Ich denke, Dein Freund büßte durch das Traumata. Durch seine "Mitgliedschaft" bei der Bundeswehr hat er das Traumata selbst bewirkt, vermute ich.
Das ist Unfug. Wer zum Militär geht, egal wo auf der Welt, muß von vornherein damit rechnen, daß er irgendwann auch auf Menschen schießen muß. Vermutlich ist der Freund zur Bundeswehr unter der Annahme, dort eine ruhige Kugel schieben zu können, wie übrigens viele die zum Militär gehen, einfache Befehlsstrukturen ohne ein Muß zum eigenen Denken wirken auf manche Leute durchaus anziehend. Pech nur, daß man das eigene Denken, das eigene Gewissen nicht auch so einfach abstellen kann, wenn es wirklich hart auf hart geht. Und nicht das Schießen auf Menschen ist für viele das eigentliche Problem, sondern eher das Trauma, das sich aus eigener Todesangst bildet, wenn das Selbstbild vermeintlicher Unverwundbarkeit (gerade bei jungen Menschen) schlagartig in Stücke fällt.
 
Wenn du einen Menschen also fragen würdest: "Wie hättest du gerne, dass diese Welt ist?"

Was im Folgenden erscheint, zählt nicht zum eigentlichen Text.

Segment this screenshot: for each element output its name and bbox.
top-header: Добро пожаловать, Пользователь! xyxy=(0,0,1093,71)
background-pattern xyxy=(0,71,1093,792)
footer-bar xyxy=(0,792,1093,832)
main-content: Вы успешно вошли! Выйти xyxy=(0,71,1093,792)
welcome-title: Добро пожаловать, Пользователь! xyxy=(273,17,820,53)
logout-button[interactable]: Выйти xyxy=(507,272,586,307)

Könnte dir kaum ein Mensch beantworten.

Könnte wäre kein Problem, die Antwort würde nur einige Zeit erfordern, weil da sehr viele Faktoren im Spiel sind.

In einer Welt wie ich sie gerne hätte wäre zum Beispiel "Ausgleich" einfacher. Am einen Ort der Welt gibt es zu viel Wasser (Überschwemmung), am anderen zu wenig (Dürre), wenn man ausgleichen könnte, wären beide Teile zufrieden. Geht nur dummerweise nicht, weil ziemlich große Strecken zwischen dem einen und dem anderen liegen. Oder wenn man die Hitze einer beliebigen Wüste einfach in winterkalte Wohnungen auf einem ganz anderen Teil des Planeten leiten könnte. Stell Dir sowas wie die Transmitter aus den SF-Romanen vor, eine Art Tür oder Fenster in der Luft, die "hier" mit irgendwelchen Orten in China oder Südafrika oder sonstwo verbindet, die man nach Belieben einfach aufmachen und Sachen (Wasser, Wärme, Energie, sonstwas) in Sekundenschnelle von einem Teil der Erde zum anderen transportieren könnte. Ohne Transporte per Pipelines, Eisenbahnen, Flugzeuge oder anderes, was für teuer Geld hergestellt werden muß und trotzdem wenig effizient ist, je weiter die Abstände zwischen hier und dort sind, weil Material und Treibstoff einfach kosten.
Oder einfachere Ausgleiche zwischen Arm (arme Länder) und Reich (reiche Länder). Zwischen zu viel Nahrung und zu wenig, und so weiter.